Greatest hits album by Tim McGraw
- Released: October 7, 2008
- Genre: Country
- Length: 46:47
- Label: Curb
- Producers: Byron Gallimore; Denny Hemingson; Tim McGraw; Roman McHugh; Darran Smith; James Stroud;

Tim McGraw chronology
| Greatest Hits: Limited Edition (2008) | Greatest Hits 3 (2008) | Southern Voice (2009) |

= Greatest Hits 3 (Tim McGraw album) =

Greatest Hits 3 is the third compilation album by American country music singer Tim McGraw. The album was released on October 7, 2008.

The official announcement of the album was made on August 28, 2008, on McGraw's official website.

No new material was recorded for Greatest Hits 3. However, the album does include two songs not previously released on any of McGraw's albums: "Find Out Who Your Friends Are" (a number one collaboration with Tracy Lawrence and Kenny Chesney, also featured on Lawrence's 2007 album For the Love) and "Nine Lives", a collaboration with Def Leppard. The album also features a live version of "Real Good Man" (2003).

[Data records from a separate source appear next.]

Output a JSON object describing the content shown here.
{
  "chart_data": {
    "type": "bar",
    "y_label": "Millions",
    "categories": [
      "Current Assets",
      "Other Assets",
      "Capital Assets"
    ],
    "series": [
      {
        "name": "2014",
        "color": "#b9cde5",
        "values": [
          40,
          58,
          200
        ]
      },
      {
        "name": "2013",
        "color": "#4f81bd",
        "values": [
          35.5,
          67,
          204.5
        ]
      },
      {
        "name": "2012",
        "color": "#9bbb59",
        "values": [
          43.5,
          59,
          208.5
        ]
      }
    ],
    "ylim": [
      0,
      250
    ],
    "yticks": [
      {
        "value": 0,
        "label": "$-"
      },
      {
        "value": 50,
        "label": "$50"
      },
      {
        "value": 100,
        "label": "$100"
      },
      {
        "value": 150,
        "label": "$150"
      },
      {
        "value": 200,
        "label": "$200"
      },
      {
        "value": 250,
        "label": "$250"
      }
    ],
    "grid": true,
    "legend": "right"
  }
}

On October 14, 2008, McGraw issued a statement regarding his disappointment with his record label's decision to release the compilation instead of a new studio record. McGraw stated: "It has to be just as confusing to the fans as it is to me. I had no involvement in the creation or presentation of this record." He then stated: "In the spirit of an election year, I would simply say to my fans, I'm Tim McGraw, and I don't approve their message."

Professional ratings
Review scores
| Source | Rating |
| AllMusic | Star Half star |

==Track listing==

| No. | Title | Writer(s) | Length |
|---|---|---|---|
| 1. | "Back When" (radio edit) | Jeff Stevens, Stan Lynch, Stephony Smith | 4:29 |
| 2. | "Last Dollar (Fly Away)" (radio edit) | Big Kenny | 3:56 |
| 3. | "If You're Reading This" (Live from the 2007 Academy of Country Music Awards) | Tim McGraw, Brad Warren, Brett Warren | 4:05 |
| 4. | "Do You Want Fries with That" | Casey Beathard, Kerry Kurt Phillips | 3:57 |
| 5. | "Unbroken" | Annie Roboff, Holly Lamar | 4:00 |
| 6. | "Can't Be Really Gone" | Gary Burr | 3:20 |
| 7. | "Angry All the Time" | Bruce Robison | 4:30 |
| 8. | "Suspicions" (radio edit) | David Malloy, Eddie Rabbitt, Even Stevens, Randy McCormick | 4:13 |
| 9. | "Find Out Who Your Friends Are" (with Tracy Lawrence) | Beathard, Ed Hill | 3:46 |
| 10. | "Let It Go" | Aimee Mayo, Bill Luther, Tom Douglas | 3:43 |
| 11. | "Real Good Man" (live recording, 2003) | Rivers Rutherford, George Teren | 4:16 |
| 12. | "Nine Lives" (with Def Leppard from Songs from the Sparkle Lounge) | Phil Collen, Rick Savage, Joe Elliott, McGraw | 3:32 |

==Charts==

===Weekly charts===

| Chart (2008) | Peak position |
|---|---|
| US Billboard 200 | 9 |
| US Top Country Albums (Billboard) | 1 |

===Year-end charts===

| Chart (2008) | Position |
|---|---|
| US Top Country Albums (Billboard) | 72 |
| Chart (2009) | Position |
| US Top Country Albums (Billboard) | 49 |

==Certifications==

| Region | Certification | Certified units/sales |
| United States (RIAA) | Gold | 500,000^{^} |
^{^} Shipments figures based on certification alone.